Isak Brusberg

Personal information
- Full name: Isak Oliver Brusberg
- Date of birth: 5 September 2006 (age 19)
- Place of birth: Gothenburg, Sweden
- Height: 1.88 m (6 ft 2 in)
- Position: Forward

Team information
- Current team: Raków Częstochowa
- Number: 39

Youth career
- 0000–2022: Backatorp IF
- 2023: Häcken

Senior career*
- Years: Team / Apps / (Gls)
- 2023–2026: Häcken / 22 / (4)
- 2026–: Raków Częstochowa / 8 / (0)

International career^{‡}
- 2023–2024: Sweden U19 / 8 / (0)

= Isak Brusberg =

Swedish footballer (born 2005)

Isak Oliver Brusberg (born 5 September 2006) is a Swedish professional footballer who plays as a forward for Ekstraklasa club Raków Częstochowa.

==Club career==
Brusberg hails from Hisings Backa and played youth football for Backatorp IF until 2023, when he joined the academy of Häcken. In the same year, he made his Allsvenskan debut. In October 2023, Brusberg officially signed a senior contract with Häcken, lasting until the end of 2026. However, he sat out 2024 due to injury and did not play a single match.

Brusberg's first start came in the 2025 Allsvenskan, as the team struggled with injuries in the squad. Brusberg scored against GAIS in a Gothenburg derby in June 2025, then against Halmstad in July.

During Häcken's 2025 spell in Europe, Brusberg scored with a chip in the first minute against Brann in the Europa League third qualifying round at home - the goal was however disallowed by VAR. With Häcken being relegated to the Conference League play-off round, Brusberg scored in a 7–2 routing of CFR Cluj.

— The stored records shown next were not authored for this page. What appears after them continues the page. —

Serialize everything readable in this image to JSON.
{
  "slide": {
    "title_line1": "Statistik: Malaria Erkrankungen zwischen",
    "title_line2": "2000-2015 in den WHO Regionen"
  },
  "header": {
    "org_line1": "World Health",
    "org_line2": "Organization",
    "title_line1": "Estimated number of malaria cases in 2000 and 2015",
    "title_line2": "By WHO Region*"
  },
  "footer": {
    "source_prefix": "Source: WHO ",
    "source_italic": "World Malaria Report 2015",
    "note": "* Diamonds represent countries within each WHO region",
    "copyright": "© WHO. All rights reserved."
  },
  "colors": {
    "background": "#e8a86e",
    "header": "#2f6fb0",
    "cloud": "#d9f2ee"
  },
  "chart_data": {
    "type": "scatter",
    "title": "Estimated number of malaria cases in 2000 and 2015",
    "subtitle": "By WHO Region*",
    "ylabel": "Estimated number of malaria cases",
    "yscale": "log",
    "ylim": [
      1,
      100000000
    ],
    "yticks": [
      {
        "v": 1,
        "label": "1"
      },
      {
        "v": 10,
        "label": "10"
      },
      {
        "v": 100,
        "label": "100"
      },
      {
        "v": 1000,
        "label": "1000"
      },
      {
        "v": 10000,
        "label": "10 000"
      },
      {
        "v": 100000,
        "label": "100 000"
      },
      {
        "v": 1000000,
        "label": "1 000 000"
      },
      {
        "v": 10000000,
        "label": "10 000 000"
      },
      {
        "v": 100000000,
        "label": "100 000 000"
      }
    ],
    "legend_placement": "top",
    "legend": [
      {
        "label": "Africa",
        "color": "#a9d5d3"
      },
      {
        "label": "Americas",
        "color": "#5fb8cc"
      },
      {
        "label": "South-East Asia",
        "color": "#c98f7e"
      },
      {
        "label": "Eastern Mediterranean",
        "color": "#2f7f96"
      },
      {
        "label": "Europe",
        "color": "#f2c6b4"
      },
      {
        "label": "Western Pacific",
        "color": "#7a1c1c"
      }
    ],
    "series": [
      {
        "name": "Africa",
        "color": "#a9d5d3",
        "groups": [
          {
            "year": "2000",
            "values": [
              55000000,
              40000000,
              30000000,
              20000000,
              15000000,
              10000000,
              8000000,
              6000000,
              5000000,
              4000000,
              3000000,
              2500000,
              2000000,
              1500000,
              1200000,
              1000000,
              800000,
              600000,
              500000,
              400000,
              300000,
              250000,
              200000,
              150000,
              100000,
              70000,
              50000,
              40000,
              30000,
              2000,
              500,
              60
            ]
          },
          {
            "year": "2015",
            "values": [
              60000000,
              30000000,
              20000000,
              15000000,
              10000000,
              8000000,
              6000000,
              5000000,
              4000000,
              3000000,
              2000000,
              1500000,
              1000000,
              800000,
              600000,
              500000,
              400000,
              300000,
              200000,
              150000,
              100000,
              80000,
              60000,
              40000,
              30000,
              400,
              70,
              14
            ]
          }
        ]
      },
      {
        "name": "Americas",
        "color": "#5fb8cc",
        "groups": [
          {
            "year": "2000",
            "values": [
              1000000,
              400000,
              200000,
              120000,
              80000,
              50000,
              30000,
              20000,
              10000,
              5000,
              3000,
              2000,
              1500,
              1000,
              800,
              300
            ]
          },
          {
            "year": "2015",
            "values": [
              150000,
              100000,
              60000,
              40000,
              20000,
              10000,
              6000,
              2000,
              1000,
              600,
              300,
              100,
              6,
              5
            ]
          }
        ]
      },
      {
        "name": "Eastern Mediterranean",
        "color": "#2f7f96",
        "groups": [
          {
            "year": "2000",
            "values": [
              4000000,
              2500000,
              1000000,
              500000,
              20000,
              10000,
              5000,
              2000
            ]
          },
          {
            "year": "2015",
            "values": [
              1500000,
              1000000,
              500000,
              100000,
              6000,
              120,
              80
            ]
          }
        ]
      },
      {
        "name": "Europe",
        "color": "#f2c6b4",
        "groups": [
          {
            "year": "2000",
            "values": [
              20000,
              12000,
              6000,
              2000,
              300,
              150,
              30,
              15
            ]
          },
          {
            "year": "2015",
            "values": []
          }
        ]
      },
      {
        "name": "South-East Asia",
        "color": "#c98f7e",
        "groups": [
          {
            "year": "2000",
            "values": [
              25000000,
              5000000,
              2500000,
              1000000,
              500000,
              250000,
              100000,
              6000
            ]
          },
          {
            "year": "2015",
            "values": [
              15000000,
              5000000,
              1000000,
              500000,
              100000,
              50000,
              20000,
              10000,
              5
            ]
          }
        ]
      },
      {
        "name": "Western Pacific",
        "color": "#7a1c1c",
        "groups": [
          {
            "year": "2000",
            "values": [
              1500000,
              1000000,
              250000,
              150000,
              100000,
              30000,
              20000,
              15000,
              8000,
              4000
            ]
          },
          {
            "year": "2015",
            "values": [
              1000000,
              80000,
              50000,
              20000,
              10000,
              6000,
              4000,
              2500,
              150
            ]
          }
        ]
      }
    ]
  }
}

On 21 January 2026, Brusberg joined Polish Ekstraklasa club Raków Częstochowa, signing a contract until the end of 2030.

==International career==
Brusberg made his debut for Sweden U17 against Denmark at a U17 four-nation tournament in September 2023, and played continuously for six months, including a U18 three-nation tournament in March 2024.